Помимо массивных железных ворот, украшенных бронзовыми мордами львов, которые выходили на центральную станичную улицу, со двора был второй выход - через калитку за огородом. Маленькая, дощатая, в скукоженных струпьях застарелой и облезающей краски, сохранившаяся ещё от русских владельцев дома, она вела на кривенькие боковые улочки, которые спускались к Тереку. Тот протекал совсем близко.
Копошась каждый день во дворе, Станислав всё внимательно выглядывал, запоминал. Первоначально он склонялся к тому, что бежать лучше через калитку. В сумерках или ночью таким путём можно уйти совершенно незамеченным. Главное - добраться до Терека. Он неплохо плавал, поэтому думал броситься в реку, переплыть её, а потом спрятаться в камышах и пережидать погоню. А затем, переждав, красться ночами к границе, обходя все встречные станицы - ведь в них теперь сплошь чеченцы. В себе он был уверен - и переплыть, и надёжно спрятаться, и дойти пешком до Дагестана он сумеет. Но вот хватит ли на это сил у двоих его товарищей?

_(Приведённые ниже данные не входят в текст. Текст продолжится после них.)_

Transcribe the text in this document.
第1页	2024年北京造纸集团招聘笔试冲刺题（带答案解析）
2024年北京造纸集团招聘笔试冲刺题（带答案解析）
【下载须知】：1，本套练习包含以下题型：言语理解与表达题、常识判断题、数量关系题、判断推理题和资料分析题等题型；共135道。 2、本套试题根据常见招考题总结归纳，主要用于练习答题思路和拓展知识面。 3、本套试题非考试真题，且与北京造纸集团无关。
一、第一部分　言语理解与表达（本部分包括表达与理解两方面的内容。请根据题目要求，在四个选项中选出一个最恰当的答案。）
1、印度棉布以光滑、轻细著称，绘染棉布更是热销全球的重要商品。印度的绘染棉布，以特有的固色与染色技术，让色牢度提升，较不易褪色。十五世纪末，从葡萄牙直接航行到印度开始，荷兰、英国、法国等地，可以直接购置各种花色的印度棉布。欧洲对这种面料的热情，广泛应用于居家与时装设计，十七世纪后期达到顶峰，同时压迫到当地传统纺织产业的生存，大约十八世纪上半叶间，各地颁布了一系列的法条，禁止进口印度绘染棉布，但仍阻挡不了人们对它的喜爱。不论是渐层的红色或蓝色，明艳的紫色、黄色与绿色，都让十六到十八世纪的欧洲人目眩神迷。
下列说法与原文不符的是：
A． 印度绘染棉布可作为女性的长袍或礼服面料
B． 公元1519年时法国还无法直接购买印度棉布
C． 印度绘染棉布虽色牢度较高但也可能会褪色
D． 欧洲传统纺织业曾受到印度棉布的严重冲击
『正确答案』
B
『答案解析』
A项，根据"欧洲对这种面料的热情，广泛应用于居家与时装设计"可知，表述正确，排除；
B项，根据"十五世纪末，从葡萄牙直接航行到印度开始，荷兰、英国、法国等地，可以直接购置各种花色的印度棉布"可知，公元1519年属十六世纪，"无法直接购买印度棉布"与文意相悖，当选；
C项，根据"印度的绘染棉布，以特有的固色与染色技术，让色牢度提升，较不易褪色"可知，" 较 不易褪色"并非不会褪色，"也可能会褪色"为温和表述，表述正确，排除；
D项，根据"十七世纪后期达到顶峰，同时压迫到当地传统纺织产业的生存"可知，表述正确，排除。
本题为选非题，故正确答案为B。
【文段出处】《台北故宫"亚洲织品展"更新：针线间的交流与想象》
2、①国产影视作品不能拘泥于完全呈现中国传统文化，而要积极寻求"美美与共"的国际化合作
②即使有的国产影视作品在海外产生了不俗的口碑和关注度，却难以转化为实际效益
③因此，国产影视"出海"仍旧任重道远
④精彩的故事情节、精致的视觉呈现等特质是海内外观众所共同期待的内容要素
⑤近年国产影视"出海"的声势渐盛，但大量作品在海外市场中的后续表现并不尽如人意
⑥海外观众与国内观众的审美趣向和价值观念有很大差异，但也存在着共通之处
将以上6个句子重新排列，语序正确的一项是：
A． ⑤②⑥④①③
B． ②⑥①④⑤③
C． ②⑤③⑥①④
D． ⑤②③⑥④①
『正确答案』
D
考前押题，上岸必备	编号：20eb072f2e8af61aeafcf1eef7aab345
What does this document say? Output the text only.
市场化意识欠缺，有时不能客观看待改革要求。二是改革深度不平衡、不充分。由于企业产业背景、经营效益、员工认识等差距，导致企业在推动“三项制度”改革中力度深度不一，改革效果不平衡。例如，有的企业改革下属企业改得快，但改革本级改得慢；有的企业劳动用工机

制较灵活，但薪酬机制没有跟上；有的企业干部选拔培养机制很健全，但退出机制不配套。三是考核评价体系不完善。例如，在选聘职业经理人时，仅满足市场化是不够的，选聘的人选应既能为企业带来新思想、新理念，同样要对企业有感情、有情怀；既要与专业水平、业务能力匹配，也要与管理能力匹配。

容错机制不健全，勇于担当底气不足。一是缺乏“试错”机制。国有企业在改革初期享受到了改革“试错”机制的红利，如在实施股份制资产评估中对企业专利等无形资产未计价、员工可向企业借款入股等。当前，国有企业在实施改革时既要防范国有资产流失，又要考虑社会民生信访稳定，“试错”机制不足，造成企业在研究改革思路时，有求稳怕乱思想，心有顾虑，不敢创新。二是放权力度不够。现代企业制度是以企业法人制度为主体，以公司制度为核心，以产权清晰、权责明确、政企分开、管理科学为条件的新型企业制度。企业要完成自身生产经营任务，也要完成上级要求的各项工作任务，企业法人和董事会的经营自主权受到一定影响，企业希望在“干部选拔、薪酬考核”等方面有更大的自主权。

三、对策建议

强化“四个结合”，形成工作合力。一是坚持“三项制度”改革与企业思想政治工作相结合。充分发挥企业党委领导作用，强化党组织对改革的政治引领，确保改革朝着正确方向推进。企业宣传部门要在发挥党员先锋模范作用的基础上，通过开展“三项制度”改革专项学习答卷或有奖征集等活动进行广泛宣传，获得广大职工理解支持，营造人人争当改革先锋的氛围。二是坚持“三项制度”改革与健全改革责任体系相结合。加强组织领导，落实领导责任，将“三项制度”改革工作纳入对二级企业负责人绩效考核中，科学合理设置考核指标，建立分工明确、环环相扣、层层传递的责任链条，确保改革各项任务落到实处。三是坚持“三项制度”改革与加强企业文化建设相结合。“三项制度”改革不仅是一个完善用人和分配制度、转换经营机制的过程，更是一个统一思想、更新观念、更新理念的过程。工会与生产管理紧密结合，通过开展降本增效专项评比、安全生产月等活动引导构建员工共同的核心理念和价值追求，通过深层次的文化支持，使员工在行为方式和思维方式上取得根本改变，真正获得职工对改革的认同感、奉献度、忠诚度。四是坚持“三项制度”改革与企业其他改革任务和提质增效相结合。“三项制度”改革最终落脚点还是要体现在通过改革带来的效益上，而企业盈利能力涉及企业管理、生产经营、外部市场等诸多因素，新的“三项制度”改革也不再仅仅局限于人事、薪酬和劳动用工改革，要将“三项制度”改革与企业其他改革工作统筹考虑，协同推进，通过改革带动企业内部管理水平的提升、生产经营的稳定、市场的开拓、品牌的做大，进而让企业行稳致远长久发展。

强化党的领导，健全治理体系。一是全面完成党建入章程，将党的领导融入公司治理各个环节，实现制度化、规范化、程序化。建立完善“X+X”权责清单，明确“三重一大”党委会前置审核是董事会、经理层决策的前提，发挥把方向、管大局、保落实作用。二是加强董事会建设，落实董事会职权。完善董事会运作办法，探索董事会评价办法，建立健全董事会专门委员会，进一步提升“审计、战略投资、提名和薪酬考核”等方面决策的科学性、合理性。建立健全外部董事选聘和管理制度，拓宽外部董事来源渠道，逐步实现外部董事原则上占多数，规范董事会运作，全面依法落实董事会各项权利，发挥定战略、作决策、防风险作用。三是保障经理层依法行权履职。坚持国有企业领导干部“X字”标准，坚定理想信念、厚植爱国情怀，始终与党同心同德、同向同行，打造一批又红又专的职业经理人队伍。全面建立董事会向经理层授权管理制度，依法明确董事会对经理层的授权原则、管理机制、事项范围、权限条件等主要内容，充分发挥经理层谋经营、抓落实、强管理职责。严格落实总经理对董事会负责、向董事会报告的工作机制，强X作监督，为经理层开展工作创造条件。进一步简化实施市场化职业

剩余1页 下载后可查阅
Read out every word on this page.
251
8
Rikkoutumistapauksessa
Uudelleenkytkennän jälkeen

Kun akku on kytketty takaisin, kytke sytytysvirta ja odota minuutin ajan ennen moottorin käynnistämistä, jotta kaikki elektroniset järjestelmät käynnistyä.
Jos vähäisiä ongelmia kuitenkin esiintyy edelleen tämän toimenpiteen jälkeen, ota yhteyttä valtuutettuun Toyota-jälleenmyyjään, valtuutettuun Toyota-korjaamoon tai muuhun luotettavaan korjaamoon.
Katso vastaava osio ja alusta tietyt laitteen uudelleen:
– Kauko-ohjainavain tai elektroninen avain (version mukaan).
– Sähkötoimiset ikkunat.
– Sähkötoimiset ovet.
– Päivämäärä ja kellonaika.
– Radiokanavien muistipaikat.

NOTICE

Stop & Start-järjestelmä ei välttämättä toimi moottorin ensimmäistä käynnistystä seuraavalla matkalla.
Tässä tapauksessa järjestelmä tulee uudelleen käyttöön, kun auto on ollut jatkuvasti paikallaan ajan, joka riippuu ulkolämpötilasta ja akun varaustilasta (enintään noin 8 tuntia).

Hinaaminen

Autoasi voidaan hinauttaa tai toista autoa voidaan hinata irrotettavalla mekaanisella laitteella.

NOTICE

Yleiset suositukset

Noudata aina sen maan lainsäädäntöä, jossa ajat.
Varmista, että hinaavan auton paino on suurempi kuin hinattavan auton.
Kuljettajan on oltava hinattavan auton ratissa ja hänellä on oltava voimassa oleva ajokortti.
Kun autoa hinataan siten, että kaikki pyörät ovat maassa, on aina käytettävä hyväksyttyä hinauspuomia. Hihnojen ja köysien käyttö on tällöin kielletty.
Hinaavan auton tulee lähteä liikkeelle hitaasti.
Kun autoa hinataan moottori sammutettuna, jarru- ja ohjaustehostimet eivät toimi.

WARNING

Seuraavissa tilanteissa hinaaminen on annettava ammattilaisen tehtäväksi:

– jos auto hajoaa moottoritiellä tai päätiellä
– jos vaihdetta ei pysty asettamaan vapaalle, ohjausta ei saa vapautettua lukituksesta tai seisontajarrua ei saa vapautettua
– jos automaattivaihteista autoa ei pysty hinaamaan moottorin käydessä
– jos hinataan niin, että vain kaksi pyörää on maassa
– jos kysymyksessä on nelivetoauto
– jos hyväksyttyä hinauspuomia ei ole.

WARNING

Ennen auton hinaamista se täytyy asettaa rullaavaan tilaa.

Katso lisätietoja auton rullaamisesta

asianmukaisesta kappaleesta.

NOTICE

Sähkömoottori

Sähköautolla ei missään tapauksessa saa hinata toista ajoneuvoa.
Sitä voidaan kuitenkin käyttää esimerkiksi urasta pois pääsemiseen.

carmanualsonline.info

Однако Станислава больше мучил другой вопрос: как снять оковы? Прихватить тайком с собой в зиндан камень или какую-нибудь железяку со двора и попытаться сбить их ночью? Нет, не выйдет, они очень прочные. Да и стук наверняка услышат. Но даже если им вдруг каким-то образом и удастся освободить ноги от железных оков, то как самим выбраться из зиндана? Ведь его же каждый вечер запирают на крепкий замок.
Нет, так не выйдет. Поэтому им остаётся только одна возможность: дождаться, когда в доме останется лишь кто-нибудь один из хозяев, и наброситься на него всем вместе, обезоружить и скрутить. А потом сесть в его машину, запихав связанного хозяина на заднее сидение, и рвануть к границе. Если будет погоня, они прикроются им как заложником.